Pedimos divisas extranjeras para poder viajar, tal cual es nuestro derecho conforme a la bolivariana, y nos convierten en mendigos desesperados que, además, estamos automáticamente “bajo sospecha”, como si el dinero del Estado, los dólares de Venezuela, no fuesen de todos y cada uno de nosotros. Además, si decidimos viajar aún con todas limitaciones que tenemos, y si es que conseguimos pasajes porque el gobierno maula no paga sus deudas con las aerolíneas extranjeras, tenemos que calarnos que algún funcionario de aduanas o un GN nos revise hasta la ropa interior, no para prevenir la comisión de algún delito, sino para quitarnos su “comisión” de lo que llevemos para dejarnos en paz. Pero les dejamos hacer, callados.

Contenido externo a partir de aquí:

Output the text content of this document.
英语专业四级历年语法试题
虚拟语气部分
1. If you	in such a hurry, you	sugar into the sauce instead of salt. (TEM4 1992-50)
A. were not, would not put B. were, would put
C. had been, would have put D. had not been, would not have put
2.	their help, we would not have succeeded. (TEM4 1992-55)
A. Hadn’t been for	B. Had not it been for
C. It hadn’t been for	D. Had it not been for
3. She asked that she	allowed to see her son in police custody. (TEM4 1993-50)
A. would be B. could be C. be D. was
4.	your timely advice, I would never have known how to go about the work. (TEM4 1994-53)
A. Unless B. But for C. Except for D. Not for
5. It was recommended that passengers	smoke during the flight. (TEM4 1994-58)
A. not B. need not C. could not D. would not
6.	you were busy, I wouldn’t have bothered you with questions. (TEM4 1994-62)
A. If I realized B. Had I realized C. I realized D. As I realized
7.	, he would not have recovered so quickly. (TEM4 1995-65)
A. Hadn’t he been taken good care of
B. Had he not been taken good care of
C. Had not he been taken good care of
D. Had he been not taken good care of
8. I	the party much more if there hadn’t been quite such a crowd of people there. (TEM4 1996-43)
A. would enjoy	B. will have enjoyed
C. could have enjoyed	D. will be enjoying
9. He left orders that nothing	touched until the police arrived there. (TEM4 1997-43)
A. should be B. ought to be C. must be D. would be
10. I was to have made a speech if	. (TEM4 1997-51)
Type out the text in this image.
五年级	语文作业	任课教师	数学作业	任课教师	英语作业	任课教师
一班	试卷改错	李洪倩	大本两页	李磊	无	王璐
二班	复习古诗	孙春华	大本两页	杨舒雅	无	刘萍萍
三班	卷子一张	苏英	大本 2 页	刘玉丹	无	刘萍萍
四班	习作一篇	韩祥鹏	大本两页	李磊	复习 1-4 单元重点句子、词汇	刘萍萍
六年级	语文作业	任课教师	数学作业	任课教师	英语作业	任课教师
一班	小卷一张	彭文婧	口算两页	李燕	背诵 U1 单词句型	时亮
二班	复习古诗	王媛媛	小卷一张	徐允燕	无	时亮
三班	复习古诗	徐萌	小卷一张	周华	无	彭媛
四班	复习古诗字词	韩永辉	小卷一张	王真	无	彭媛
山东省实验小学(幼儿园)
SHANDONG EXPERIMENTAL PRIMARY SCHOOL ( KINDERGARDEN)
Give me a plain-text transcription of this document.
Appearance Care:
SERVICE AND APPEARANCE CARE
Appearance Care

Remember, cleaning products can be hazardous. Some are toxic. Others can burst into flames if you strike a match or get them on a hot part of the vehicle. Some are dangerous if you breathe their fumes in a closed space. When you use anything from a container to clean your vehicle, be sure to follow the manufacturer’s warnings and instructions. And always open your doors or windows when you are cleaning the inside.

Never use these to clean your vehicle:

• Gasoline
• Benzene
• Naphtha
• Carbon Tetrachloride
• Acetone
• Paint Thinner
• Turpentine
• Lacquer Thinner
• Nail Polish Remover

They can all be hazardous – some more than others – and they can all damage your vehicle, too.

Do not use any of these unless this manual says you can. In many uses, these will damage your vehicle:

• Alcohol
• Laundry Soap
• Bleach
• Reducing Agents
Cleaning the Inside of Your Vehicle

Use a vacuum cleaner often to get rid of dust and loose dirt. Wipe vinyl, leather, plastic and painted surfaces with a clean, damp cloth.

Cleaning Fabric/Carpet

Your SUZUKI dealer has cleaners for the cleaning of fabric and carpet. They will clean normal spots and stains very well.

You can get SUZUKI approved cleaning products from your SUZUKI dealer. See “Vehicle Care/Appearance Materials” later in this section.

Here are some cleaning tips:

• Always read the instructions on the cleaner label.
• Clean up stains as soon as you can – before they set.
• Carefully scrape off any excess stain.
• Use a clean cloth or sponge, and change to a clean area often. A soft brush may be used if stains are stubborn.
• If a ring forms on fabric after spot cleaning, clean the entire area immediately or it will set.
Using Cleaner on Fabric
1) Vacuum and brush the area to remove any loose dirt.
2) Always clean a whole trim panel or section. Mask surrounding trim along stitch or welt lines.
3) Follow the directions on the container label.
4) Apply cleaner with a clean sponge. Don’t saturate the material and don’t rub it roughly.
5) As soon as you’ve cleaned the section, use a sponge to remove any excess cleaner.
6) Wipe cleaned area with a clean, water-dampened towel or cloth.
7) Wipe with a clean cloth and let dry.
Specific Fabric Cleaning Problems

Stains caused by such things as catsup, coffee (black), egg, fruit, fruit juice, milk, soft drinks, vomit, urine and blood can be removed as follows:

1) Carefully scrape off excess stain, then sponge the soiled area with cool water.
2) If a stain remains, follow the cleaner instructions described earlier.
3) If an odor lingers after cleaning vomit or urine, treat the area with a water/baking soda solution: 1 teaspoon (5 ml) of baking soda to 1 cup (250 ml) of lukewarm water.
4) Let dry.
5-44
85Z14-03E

En las autopistas los motorizados (y lamentablemente acá deben pagar justos por pecadores) hacen sencillamente lo que les da la gana. El gobierno, al que tanto le gusta jactarse de “valentón”, les tiene miedo, y es cómplice directo de sus abusos. Cambiarse de canal en las vías de circulación del país se ha convertido en un deporte extremo, ya que para aquellos nuestras luces de cruce no son más que adornos para alegrarles la vía, en la que además se desplazan, poniendo en peligro su vida y las de los demás, a altísimas velocidades, sin que exista quien les diga: ¡Ya basta! Poco importa que un alto índice de los delitos que se cometen estén a cargo de motorizados que se valen de las inclemencias del tráfico para atracar a los conductores desprevenidos. Lo que importa es tener “feliz” al “pueblo”.
Debe haber un punto de inflexión, uno en el que nos demos cuenta de que ya es demasiado lo que hemos tenido que aguantar. Lo que vivimos no es normal, es cotidiano, pero no es normal ni mucho menos sano. No es este el país que quiero legar a mi hija. Ya es demasiado.